Por Luiza Soares
Arte por Luiza Soares
Prazer,
Sou bolsista CAPES.
Talvez vocês já devam estar sabendo por aí da notícia de que eu não receberia meu salário este mês, pois a verba destinada ao pagamento de 14 mil residentes e 100 mil bolsistas CAPES foi congelada pelo atual governo.
O sentimento que me definiu (e ainda define) quando soube da notícia foi de frustração. Veja bem, me mudei para São Paulo e entrei para o mestrado no Programa de Pós-Graduação do Instituto Oceanográfico da USP no início desse ano e, contrariando todas as previsões de cortes, fui selecionada para receber bolsa da Coordenação de Aperfeiçoamento de Pessoal de Nível Superior (CAPES). Recebo exatamente R$1500,00 mensais (o valor da bolsa para doutorado é de R$2200,00), valor esse, vale ressaltar, que não sofre reajuste desde 2013. Trabalho das 9 às 18 horas de segunda a sexta, isso quando não tenho que estender até às 19, 20, 21 horas ao chegar em casa. Ah! Muitas vezes tenho que trabalhar aos finais de semana também para cumprir prazos e demandas que não serão cumpridos sozinhos. Te falei que não recebo décimo terceiro? Pois é… Também não tenho férias, plano de saúde, muito menos segurabilidade social. Esqueci outro detalhe importante: sou contratualmente proibida de ter vínculo empregatício. Ou seja, minha renda depende exclusivamente da mísera bolsa de R$1500,00 que, por direito, eu deveria receber da CAPES. E não me entenda mal. Essa realidade é conhecida por nós, pesquisadores, desde que colocamos o pé na academia, mas isso não nos tira o direito de clamar por condições melhores e justas, concorda?

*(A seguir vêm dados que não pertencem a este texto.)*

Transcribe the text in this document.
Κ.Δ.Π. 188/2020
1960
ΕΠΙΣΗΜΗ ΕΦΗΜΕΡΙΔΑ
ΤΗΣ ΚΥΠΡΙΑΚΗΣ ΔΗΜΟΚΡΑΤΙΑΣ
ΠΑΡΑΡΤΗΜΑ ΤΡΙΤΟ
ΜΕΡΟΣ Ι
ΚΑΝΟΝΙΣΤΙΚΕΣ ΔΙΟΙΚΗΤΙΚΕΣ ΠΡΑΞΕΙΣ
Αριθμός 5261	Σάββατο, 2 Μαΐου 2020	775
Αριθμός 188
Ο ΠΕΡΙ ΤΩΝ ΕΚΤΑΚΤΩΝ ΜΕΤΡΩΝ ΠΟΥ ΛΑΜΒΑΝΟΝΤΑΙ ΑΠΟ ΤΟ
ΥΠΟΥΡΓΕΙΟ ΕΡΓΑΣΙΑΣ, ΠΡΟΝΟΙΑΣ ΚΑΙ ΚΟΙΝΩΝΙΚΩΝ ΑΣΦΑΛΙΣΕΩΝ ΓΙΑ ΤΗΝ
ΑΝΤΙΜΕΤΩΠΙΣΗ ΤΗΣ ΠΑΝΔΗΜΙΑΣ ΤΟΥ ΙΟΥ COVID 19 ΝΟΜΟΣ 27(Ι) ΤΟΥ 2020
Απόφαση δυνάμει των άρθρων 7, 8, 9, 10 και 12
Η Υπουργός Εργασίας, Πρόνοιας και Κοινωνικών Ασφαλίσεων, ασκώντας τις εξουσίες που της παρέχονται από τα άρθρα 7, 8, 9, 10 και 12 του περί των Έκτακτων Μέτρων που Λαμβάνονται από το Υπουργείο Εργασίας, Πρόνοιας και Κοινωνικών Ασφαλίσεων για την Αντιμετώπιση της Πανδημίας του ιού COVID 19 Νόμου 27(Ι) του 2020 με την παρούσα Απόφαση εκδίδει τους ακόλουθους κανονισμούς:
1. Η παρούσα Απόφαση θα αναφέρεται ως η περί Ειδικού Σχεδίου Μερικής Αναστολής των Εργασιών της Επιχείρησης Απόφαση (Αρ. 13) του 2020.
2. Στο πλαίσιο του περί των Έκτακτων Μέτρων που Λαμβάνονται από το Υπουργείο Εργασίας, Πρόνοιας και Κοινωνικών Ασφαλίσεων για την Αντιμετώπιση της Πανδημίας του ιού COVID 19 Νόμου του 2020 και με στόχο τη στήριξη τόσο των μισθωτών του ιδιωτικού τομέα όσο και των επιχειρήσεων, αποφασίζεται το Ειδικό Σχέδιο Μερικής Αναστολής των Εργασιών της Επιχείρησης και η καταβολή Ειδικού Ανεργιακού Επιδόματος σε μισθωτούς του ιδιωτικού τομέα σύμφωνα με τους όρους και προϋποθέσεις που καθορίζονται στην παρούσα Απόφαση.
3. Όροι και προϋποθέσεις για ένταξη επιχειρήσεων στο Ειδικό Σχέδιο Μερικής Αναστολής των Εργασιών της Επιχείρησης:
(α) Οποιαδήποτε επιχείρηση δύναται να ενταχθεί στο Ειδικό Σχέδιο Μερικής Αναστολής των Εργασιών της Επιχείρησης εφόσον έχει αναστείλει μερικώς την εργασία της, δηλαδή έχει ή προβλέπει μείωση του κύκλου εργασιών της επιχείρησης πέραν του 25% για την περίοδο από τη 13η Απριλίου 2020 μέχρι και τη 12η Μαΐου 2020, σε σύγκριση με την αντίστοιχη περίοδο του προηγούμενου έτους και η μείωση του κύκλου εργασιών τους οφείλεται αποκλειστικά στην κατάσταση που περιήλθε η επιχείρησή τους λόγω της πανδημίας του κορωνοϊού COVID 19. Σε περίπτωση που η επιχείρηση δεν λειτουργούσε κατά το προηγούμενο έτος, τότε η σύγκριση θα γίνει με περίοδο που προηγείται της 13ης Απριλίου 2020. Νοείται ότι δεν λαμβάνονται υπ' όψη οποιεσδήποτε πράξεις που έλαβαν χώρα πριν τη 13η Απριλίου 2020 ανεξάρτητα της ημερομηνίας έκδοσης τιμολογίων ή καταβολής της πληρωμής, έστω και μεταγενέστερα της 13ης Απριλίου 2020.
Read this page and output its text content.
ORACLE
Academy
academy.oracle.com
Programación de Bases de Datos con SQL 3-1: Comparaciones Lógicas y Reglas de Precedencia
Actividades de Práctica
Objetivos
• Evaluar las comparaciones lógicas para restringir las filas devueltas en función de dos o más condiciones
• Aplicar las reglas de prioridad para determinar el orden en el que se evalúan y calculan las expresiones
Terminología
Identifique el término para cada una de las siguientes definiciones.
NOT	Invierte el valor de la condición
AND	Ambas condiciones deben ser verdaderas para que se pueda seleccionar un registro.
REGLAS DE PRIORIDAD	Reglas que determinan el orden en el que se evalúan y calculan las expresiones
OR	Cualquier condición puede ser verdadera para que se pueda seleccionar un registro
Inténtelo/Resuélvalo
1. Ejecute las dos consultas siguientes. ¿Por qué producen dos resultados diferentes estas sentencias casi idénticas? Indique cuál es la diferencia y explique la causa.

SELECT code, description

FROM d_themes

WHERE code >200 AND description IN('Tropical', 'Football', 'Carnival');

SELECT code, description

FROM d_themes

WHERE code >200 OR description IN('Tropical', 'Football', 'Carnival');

Não é raro nas conversas entre colegas surgir a seguinte reclamação: “Poxa… consegui me organizar financeiramente esse mês, mas fiquei doente e gastei uma nota na farmácia que irá me fazer falta no fim do mês”. O engraçado (leia-se, trágico) é que nossa bolsa independe de organização financeira. Ela simplesmente não abarca imprevisibilidades. Ficou doente? Vai ter que gastar um dinheiro que não tem. A geladeira quebrou? Vai ter que gastar um dinheiro que não tem. Mercado caríssimo? Vai ter que gastar um dinheiro que não tem. Lazer? Esquece! Custo de vida alto em São Paulo, aluguel e contas para pagar e sua bolsa sofre ameaças de corte? Que pena, vai ter que se virar. Vivemos no limite sempre!

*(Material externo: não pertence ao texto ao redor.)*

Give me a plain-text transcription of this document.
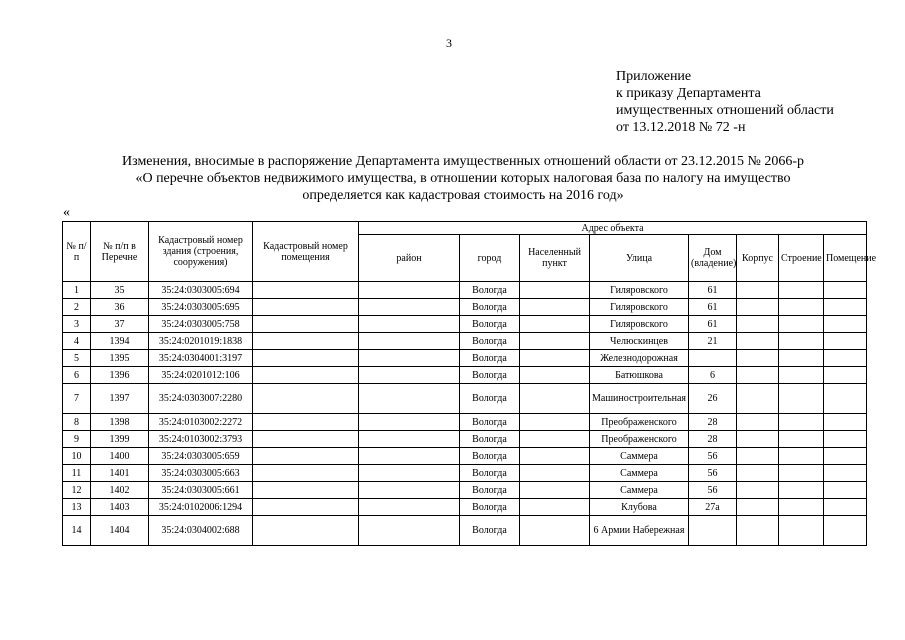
3
Приложение
к приказу Департамента
имущественных отношений области
от 13.12.2018 № 72 -н
Изменения, вносимые в распоряжение Департамента имущественных отношений области от 23.12.2015 № 2066-р
«О перечне объектов недвижимого имущества, в отношении которых налоговая база по налогу на имущество
определяется как кадастровая стоимость на 2016 год»
«
№ п/п	№ п/п в Перечне	Кадастровый номер здания (строения, сооружения)	Кадастровый номер помещения	Адрес объекта							
				район	город	Населенный пункт	Улица	Дом (владение)	Корпус	Строение	Помещение
1	35	35:24:0303005:694			Вологда		Гиляровского	61			
2	36	35:24:0303005:695			Вологда		Гиляровского	61			
3	37	35:24:0303005:758			Вологда		Гиляровского	61			
4	1394	35:24:0201019:1838			Вологда		Челюскинцев	21			
5	1395	35:24:0304001:3197			Вологда		Железнодорожная				
6	1396	35:24:0201012:106			Вологда		Батюшкова	6			
7	1397	35:24:0303007:2280			Вологда		Машиностроительная	26			
8	1398	35:24:0103002:2272			Вологда		Преображенского	28			
9	1399	35:24:0103002:3793			Вологда		Преображенского	28			
10	1400	35:24:0303005:659			Вологда		Саммера	56			
11	1401	35:24:0303005:663			Вологда		Саммера	56			
12	1402	35:24:0303005:661			Вологда		Саммера	56			
13	1403	35:24:0102006:1294			Вологда		Клубова	27а			
14	1404	35:24:0304002:688			Вологда		6 Армии Набережная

Na manhã em que as notícias de corte pipocaram, acordei e, como de costume, fui tomar meu café da manhã. Foi fácil perceber que logo logo eu teria que fazer uma ida ao mercado. Imediatamente começou a passar pela minha cabeça planos A, B, C e D referentes a essa situação: passo todos os meus gastos deste mês no cartão de crédito, contando com o retroativo de janeiro de 2023 que talvez nunca chegue? Empresto dinheiro de familiares? Tiro dinheiro do cofrinho destinado a outros fins? Por aí vai...
Acho bom enfatizar que minha situação nem é das piores. Imagine quem, além de se sustentar unicamente com a bolsa, precise sustentar um filho, a família, um ente enfermo. Imagine só quem está a quilômetros e quilômetros de distância da família e se mudou para outra cidade ou estado com o intuito de realizar sua pesquisa de Pós-Graduação e, no final do ano, quando todos já estamos esgotados, recebe mais esse golpe baixo. Sinceramente… é chutar cachorro morto. Não basta nossas condições serem precárias, nosso trabalho ser desvalorizado, precisaríamos aguentar mais essa. Graças a mobilização dos Pós-Graduandos, universidades e órgãos responsáveis afora, esse mês passaremos ilesos. Poderemos respirar aliviados. Mas e no próximo mês? Estamos assegurados? E nos próximos anos? Nosso salário continuará sem reajuste? Continuaremos vivendo no limite financeiro? Infelizmente, muitas perguntas e poucas respostas. Ainda sim, continuarei realizando a minha pesquisa da melhor forma que conseguir.
Abraço forte a todos os Pós-Graduandos desse Brasil. Seguimos atentos.